Another Space Shuttle is gone.
I was a senior in high school when the Space Shuttle Challenger exploded on January 28, 1986. The news came during the five minutes between classes as I headed to Ms. Wendell’s chemistry class. I distinctly remember hearing the news as I crossed the Los Gatos High School basketball courts heading towards the small flight of stairs leading up to the science wing. A student, nameless in memory, he or she leaning against the upper wooden railing, shouted down the awful news to the scurrying masses.
Similar to September 11th (although lesser in magnitude), the reaction by the student body and everyone I knew at the time was one of abject horror and grief, another one of life’s tragic experiences that you are never prepared for, that had never been experienced by anyone before, and that you never fully forget throughout your lifetime.
Space Shuttle History
The first shuttle was a Main Propulsion Test Article (MPTA-098) called Pathfinder. Its purpose was to test out the procedures for moving and handling the orbiters. Designated in honorarium as OV-098, it was made of wood and steel, and was not capable of flight. Enterprise, the second shuttle, was used for suborbital approach and landing tests and did not fly in space.

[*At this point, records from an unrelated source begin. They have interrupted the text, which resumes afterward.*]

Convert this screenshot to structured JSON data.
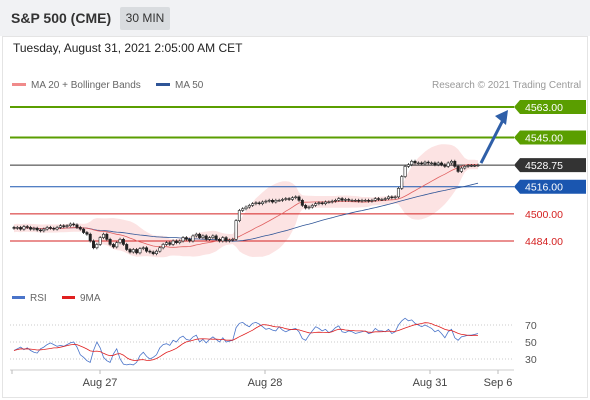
{
  "header": {
    "instrument": "S&P 500 (CME)",
    "timeframe": "30 MIN"
  },
  "date_line": "Tuesday, August 31, 2021 2:05:00 AM CET",
  "legend": {
    "ma20": {
      "label": "MA 20 + Bollinger Bands",
      "color": "#f08a8a"
    },
    "ma50": {
      "label": "MA 50",
      "color": "#2f5597"
    }
  },
  "copyright": "Research © 2021 Trading Central",
  "rsi_legend": {
    "rsi": {
      "label": "RSI",
      "color": "#4a74c9"
    },
    "ma9": {
      "label": "9MA",
      "color": "#e02020"
    }
  },
  "chart_data": [
    {
      "type": "candlestick",
      "ylim": [
        4474,
        4570
      ],
      "x_ticks": [
        "Aug 27",
        "Aug 28",
        "Aug 31",
        "Sep 6"
      ],
      "levels": [
        {
          "label": "4563.00",
          "value": 4563.0,
          "kind": "resistance",
          "color": "#5a9e00"
        },
        {
          "label": "4545.00",
          "value": 4545.0,
          "kind": "resistance",
          "color": "#5a9e00"
        },
        {
          "label": "4528.75",
          "value": 4528.75,
          "kind": "last",
          "color": "#333333"
        },
        {
          "label": "4516.00",
          "value": 4516.0,
          "kind": "pivot",
          "color": "#1a56b0"
        },
        {
          "label": "4500.00",
          "value": 4500.0,
          "kind": "support",
          "color": "#d42020"
        },
        {
          "label": "4484.00",
          "value": 4484.0,
          "kind": "support",
          "color": "#d42020"
        }
      ],
      "close": [
        4491.5,
        4492,
        4491,
        4492.5,
        4492,
        4491,
        4491.5,
        4490.5,
        4490,
        4491,
        4492,
        4491.5,
        4491,
        4492,
        4493,
        4492.5,
        4493,
        4494,
        4493.5,
        4492,
        4491,
        4489,
        4488,
        4484,
        4480,
        4482,
        4486,
        4488,
        4485,
        4482,
        4480.5,
        4483,
        4485,
        4482,
        4479,
        4477.5,
        4479,
        4477,
        4479.5,
        4480,
        4478,
        4477.5,
        4476.5,
        4478,
        4480,
        4482,
        4483,
        4482,
        4484,
        4483,
        4484,
        4486,
        4485,
        4484,
        4487,
        4488,
        4486,
        4487,
        4485,
        4486,
        4487,
        4485,
        4484,
        4486,
        4484,
        4484.5,
        4485,
        4496,
        4502,
        4503,
        4504,
        4505,
        4506,
        4506.5,
        4506,
        4507,
        4507.5,
        4508,
        4507,
        4508,
        4508,
        4508.5,
        4509,
        4508.5,
        4509.5,
        4510,
        4508,
        4505,
        4503.5,
        4504,
        4505,
        4506,
        4506.5,
        4506,
        4507,
        4507,
        4507.5,
        4508,
        4509,
        4508,
        4508.5,
        4508,
        4508,
        4508,
        4507.5,
        4508,
        4508,
        4507.5,
        4508,
        4509,
        4508.5,
        4508.5,
        4509,
        4510,
        4509.5,
        4510,
        4515,
        4522,
        4528,
        4529,
        4531,
        4530,
        4530,
        4529.5,
        4530.5,
        4530,
        4530,
        4529,
        4530,
        4529,
        4528,
        4530,
        4531,
        4528,
        4525,
        4527,
        4528,
        4528.5,
        4528.5,
        4528.5,
        4528.75
      ],
      "rsi": [
        40,
        42,
        44,
        41,
        43,
        40,
        38,
        37,
        42,
        44,
        47,
        49,
        47,
        45,
        46,
        45,
        47,
        49,
        50,
        44,
        35,
        32,
        28,
        26,
        40,
        50,
        43,
        32,
        28,
        26,
        36,
        42,
        30,
        24,
        23,
        24,
        23,
        26,
        34,
        38,
        33,
        30,
        32,
        35,
        43,
        47,
        48,
        46,
        52,
        50,
        55,
        57,
        53,
        52,
        56,
        58,
        50,
        53,
        49,
        53,
        56,
        53,
        50,
        55,
        50,
        51,
        52,
        67,
        72,
        73,
        70,
        68,
        72,
        73,
        71,
        68,
        65,
        66,
        64,
        63,
        68,
        64,
        62,
        64,
        65,
        66,
        62,
        54,
        52,
        58,
        63,
        68,
        66,
        63,
        65,
        61,
        63,
        67,
        69,
        62,
        61,
        63,
        62,
        60,
        61,
        62,
        63,
        60,
        61,
        66,
        63,
        63,
        62,
        65,
        60,
        62,
        70,
        75,
        78,
        75,
        76,
        72,
        70,
        68,
        70,
        68,
        66,
        62,
        64,
        60,
        55,
        62,
        65,
        55,
        52,
        56,
        57,
        58,
        58,
        59,
        60
      ]
    }
  ],
  "rsi_panel": {
    "levels": [
      "70",
      "50",
      "30"
    ]
  }
}
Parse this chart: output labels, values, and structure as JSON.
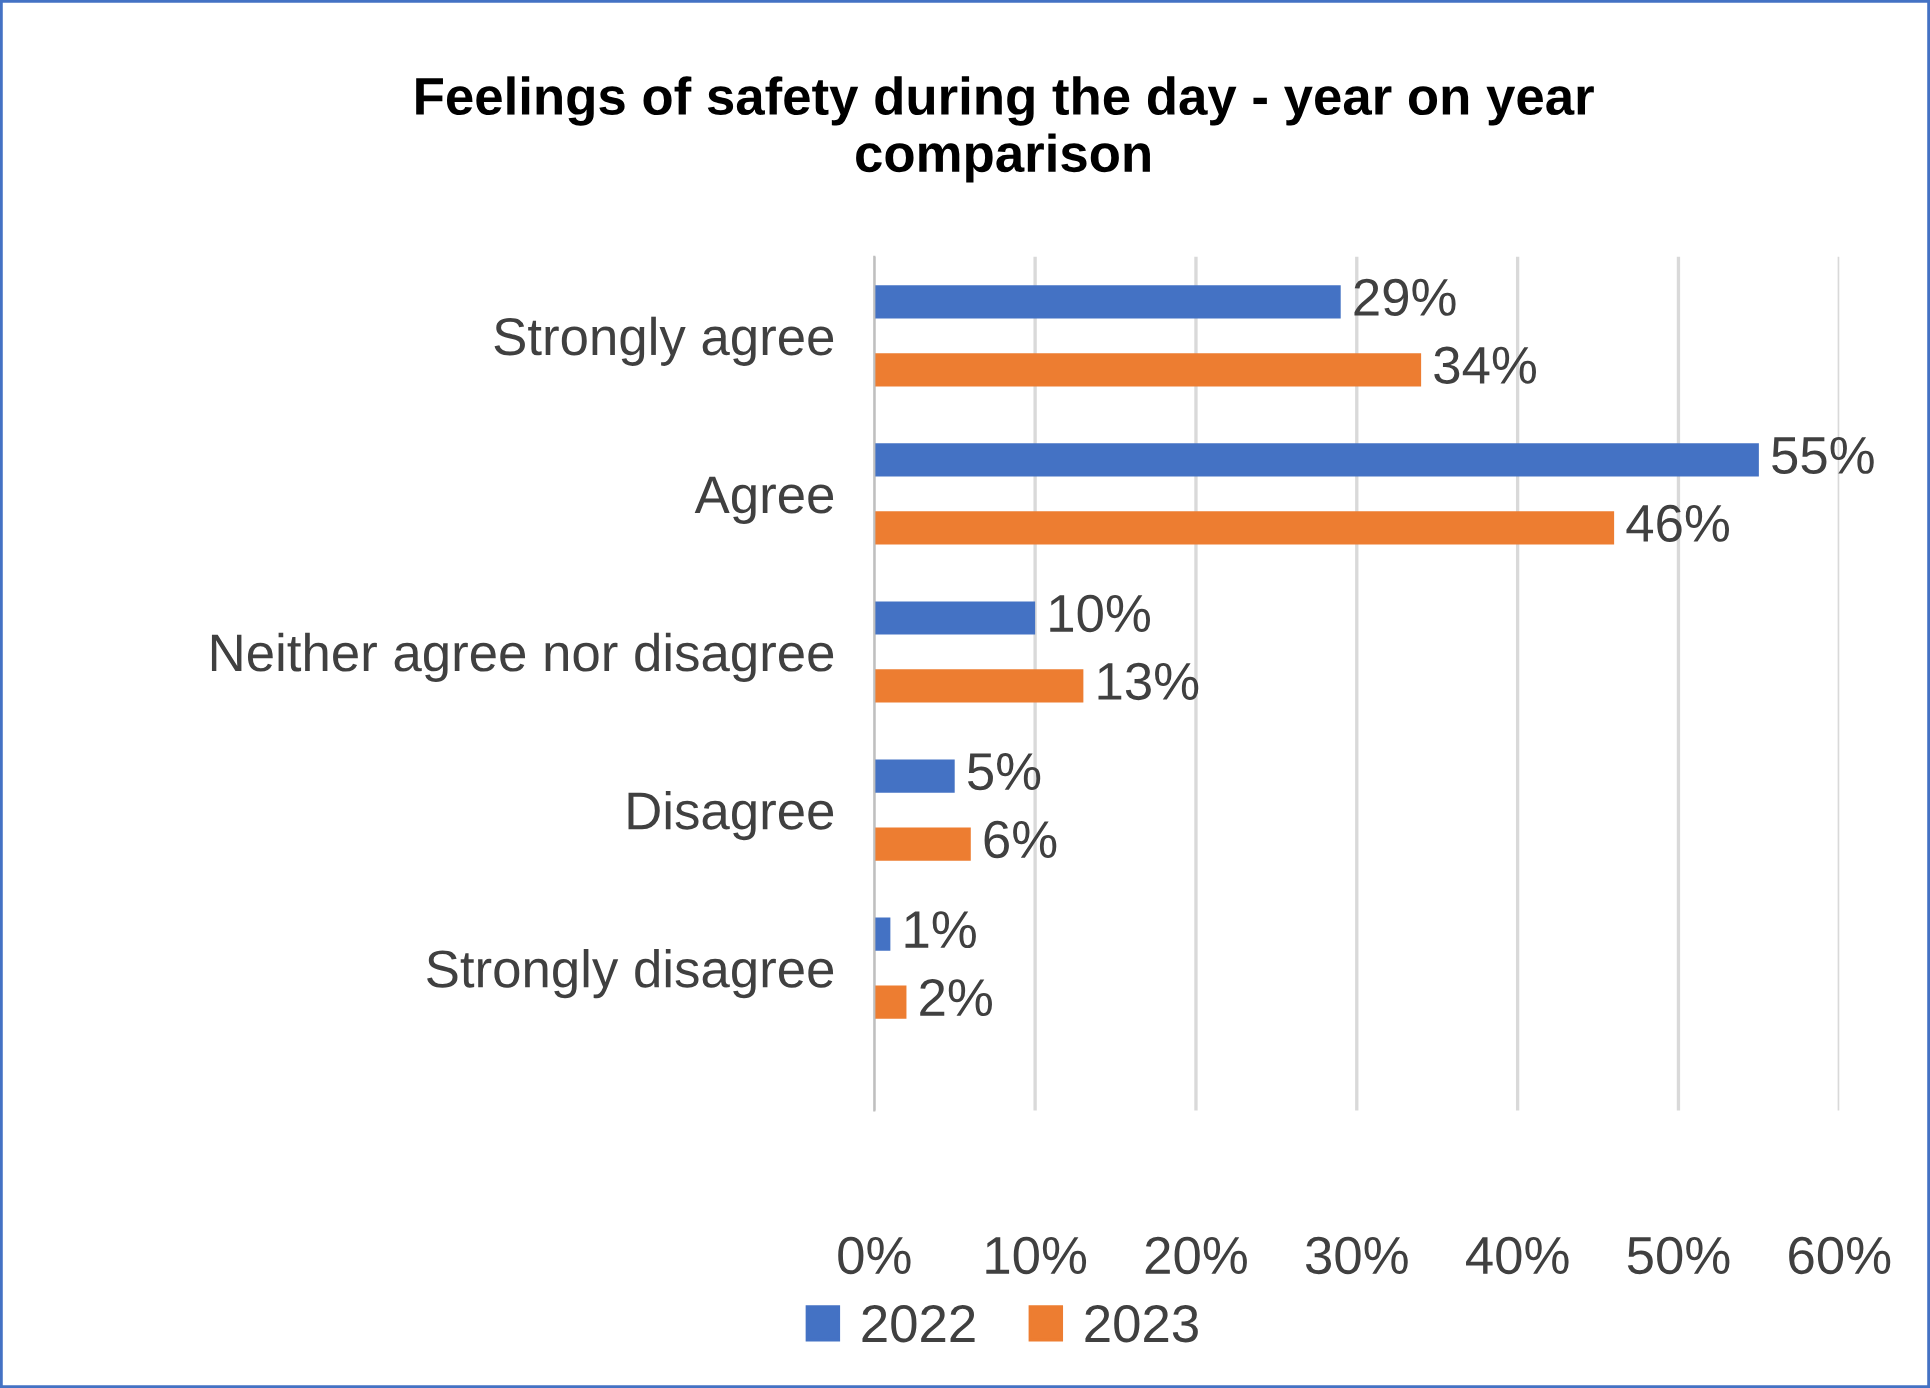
{
  "chart_data": {
    "type": "bar",
    "orientation": "horizontal",
    "title": "Feelings of safety during the day - year on year comparison",
    "categories": [
      "Strongly agree",
      "Agree",
      "Neither agree nor disagree",
      "Disagree",
      "Strongly disagree"
    ],
    "series": [
      {
        "name": "2022",
        "color": "#4472c4",
        "values": [
          29,
          55,
          10,
          5,
          1
        ],
        "value_labels": [
          "29%",
          "55%",
          "10%",
          "5%",
          "1%"
        ]
      },
      {
        "name": "2023",
        "color": "#ed7d31",
        "values": [
          34,
          46,
          13,
          6,
          2
        ],
        "value_labels": [
          "34%",
          "46%",
          "13%",
          "6%",
          "2%"
        ]
      }
    ],
    "xlim": [
      0,
      60
    ],
    "xticks": [
      {
        "value": 0,
        "label": "0%"
      },
      {
        "value": 10,
        "label": "10%"
      },
      {
        "value": 20,
        "label": "20%"
      },
      {
        "value": 30,
        "label": "30%"
      },
      {
        "value": 40,
        "label": "40%"
      },
      {
        "value": 50,
        "label": "50%"
      },
      {
        "value": 60,
        "label": "60%"
      }
    ],
    "grid": "x",
    "legend": "bottom"
  }
}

The next shuttle to undergo construction, Challenger, began assembly by Rockwell International in November 1975, as a Structural Test Article (STA-099), and was created to run real-life intensive vibration tests to simulate the expected stresses of launch, ascent, reentry and landing. Construction was completed in February 1978, and in November 1979, the process of retrofitting Challenger began, with Rockwell contracted to convert it from a Structural Test Article into a fully rated Orbital Vehicle (OV-099).
Reengineering completed in July 1982, the shuttle eventually had its inaugural flight on April 4, 1983.
Construction on the fourth shuttle, Columbia (OV-102), also began in November 1975, arriving at Kennedy Space Center on March 25, 1979 to begin preparations for its first mission, eventually launching from Edwards Air Force Base on April 12, 1981, making Space Shuttle Columbia the first to fly into orbit.
Similarity of the Shuttles
At 73.124 seconds into Challenger’s tenth mission (51-L), the onset of the structural failure of the hydrogen tank led to a sudden thrust, pushing the hydrogen tank upward with 2.8 million pounds of force. The rest was history, caught on tape and broadcast on every television station for days on end, forever embedded into our unconscious — paralleling the visual impact that the more recent incident of passenger planes crashing into the World Trade Center on September 11th had.
Today, 15 days and 22 hours into the flight, while traveling at 12,500 miles per hour at approximately 200,000 feet over Central Texas (not the 200,000 miles as originally reported by CNN), Columbia also earned the dubious distinction of being the first landing casualty in 48 years of space flight history. Unfortunately for the memories of the latest seven astronauts lost in today’s diaster, the impact on our lives will be much smaller than that of the Challenger. The only visible evidence of this recent accident was streaming contrails of unidentifiable debris burning up in reentry, not shocking enough for today’s hardened viewing audience to evoke any long-lasting impressions.
None of the astronauts died in the initial explosions. In Challenger’s case, the crew were all alive and probably conscious until the culmination of the 165-second, 4.5-mile plunge into the water at 207 MPH. Columbia’s crew survived the initial break-up only to have their crew module break up a minute later.
The entire summary of mission STS-107 is currently succinctly and stoically summarized by NASA as “Crew and Vehicle lost during landing”.
My apologies, regrets, and well wishes go out to the families of astronauts Husband, McCool, Anderson, Chawla, Brown, Clark, and Ramon.
Author’s Note: Looking back (during a 2012 revision), it is interesting that many others continued to indicate that Columbia exploded “200,000 miles over Texas”, including Rep. Sheila Jackson-Lee, Associated Press.
I was working when Challenger blew. It was the first time I experienced one of those “You’ll always remember where you were when it happened” events. The TV was on in the office down the hall and I wandered over to watch the launch. I remember trying to think what it was like for Christa McCauliffe (spelling looks wrong?) finally getting to go, imagining it from her point of view. It made the more shocking when it blew up. For this one, I watched a few minutes of news. But the only real question (What happened?) won’t be answered for ages and I really have no patience for the efforts to fill air time by interviewing every Tom, Dìçk and Harriet who felt some bit of tremor yesterday morning. I’ll watch the news when they have some news.